El veto del Poder Ejecutivo de Tucumán a la ley que creaba el Cuerpo Provincial de Guardaparques reabrió un debate clave: ¿cómo se equilibra la necesidad de proteger el medioambiente con la sostenibilidad técnica y presupuestaria de las políticas públicas? Lo que en principio parecía un avance en la institucionalización de la protección ambiental, terminó convertido en una disputa política, en la que las prioridades parecen desalineadas y los consensos, insuficientes.
En el Gobierno provincial la decisión se justificó en razones de fondo: inconsistencias legales, ausencia de planificación y una propuesta de financiamiento considerada inviable. El uso de fondos provenientes de leyes ya asignadas, como las de Ordenamiento Territorial de Bosques Nativos y protección de flora y fauna, fue señalado como problemático, ya que pondría en riesgo programas existentes y debilitaría estructuras ya operativas. También se criticó la falta de participación de áreas técnicas y presupuestarias en la elaboración de la norma, lo que, según el Ejecutivo, dejó sin definir elementos clave como estructura organizativa, equipamiento e infraestructura.
Ante lo sucedido, una legisladora calificó el veto como un “freno a la protección ambiental” y cuestionó que se desoiga una ley aprobada por unanimidad. Según su visión, se trató de una iniciativa seria, fruto del diálogo con expertos y organizaciones ambientales. Para ella, los reparos técnicos eran subsanables en la etapa de reglamentación. Más aún, acusó al Gobierno de una “manía vetadora” que debilita la democracia y vacía de contenido los compromisos con el ambiente.

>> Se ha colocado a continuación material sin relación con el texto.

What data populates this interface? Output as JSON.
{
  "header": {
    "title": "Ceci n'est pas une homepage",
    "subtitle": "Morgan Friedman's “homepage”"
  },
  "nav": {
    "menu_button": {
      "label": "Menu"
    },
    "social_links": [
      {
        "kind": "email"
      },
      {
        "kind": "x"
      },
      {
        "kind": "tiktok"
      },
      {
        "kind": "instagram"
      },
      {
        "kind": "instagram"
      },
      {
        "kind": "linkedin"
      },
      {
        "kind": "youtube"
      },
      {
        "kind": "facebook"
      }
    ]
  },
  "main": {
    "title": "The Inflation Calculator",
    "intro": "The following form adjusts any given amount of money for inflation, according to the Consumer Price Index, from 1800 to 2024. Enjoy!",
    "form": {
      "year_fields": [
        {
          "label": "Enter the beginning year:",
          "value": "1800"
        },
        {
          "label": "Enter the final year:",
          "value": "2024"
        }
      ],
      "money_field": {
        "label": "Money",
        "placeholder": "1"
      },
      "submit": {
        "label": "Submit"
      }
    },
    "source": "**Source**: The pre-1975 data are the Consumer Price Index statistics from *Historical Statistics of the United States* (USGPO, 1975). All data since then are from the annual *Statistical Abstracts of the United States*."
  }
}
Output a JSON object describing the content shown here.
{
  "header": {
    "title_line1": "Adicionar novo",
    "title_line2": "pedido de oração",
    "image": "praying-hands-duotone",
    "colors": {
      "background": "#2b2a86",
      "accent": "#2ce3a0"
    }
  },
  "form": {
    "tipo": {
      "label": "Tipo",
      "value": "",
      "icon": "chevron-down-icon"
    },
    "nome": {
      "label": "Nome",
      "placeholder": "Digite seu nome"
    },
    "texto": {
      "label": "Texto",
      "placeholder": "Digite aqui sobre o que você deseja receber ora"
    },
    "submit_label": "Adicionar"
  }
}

Ambas posiciones exponen una verdad incómoda: el ambientalismo en Argentina, y particularmente en provincias como Tucumán, sigue siendo una promesa más que una política de Estado. Cuando surgen propuestas concretas, como la creación de un cuerpo de guardaparques, suelen naufragar por descoordinación, falta de articulación y conflictos entre poderes. El veto no niega la necesidad de proteger las áreas naturales, pero retrasa su institucionalización en nombre de una prolijidad técnica que muchas veces brilla por su ausencia en otros ámbitos. Al mismo tiempo, la oposición se aferra al mérito simbólico de la ley sin ofrecer una solución al vacío financiero y operativo que señala el oficialismo. Ni uno ni otro parecen dispuestos a ceder. Y mientras tanto, las áreas protegidas siguen sin personal que las cuide, como recordó la parlamentaria con el caso del parque La Florida.
En tiempos donde el cambio climático ya es una realidad presente, discutir cómo proteger nuestro entorno natural no debería ser un campo de batalla política y debería formar parte del debate de la organización de las finanzas públicas que, por cierto, en estos días se encuentran en una profunda crisis. El ambientalismo necesita salir del margen y ocupar el centro de las decisiones públicas, con diálogo interinstitucional, planificación técnica y verdadero compromiso político.
Queda claro, sobre todo pensando en el mundo que le dejaremos a las generaciones futuras, que blindar los ecosistemas es urgente. Pero para lograrlo, primero hay que trabajar fuertemente en los consensos y trabajar en comunión.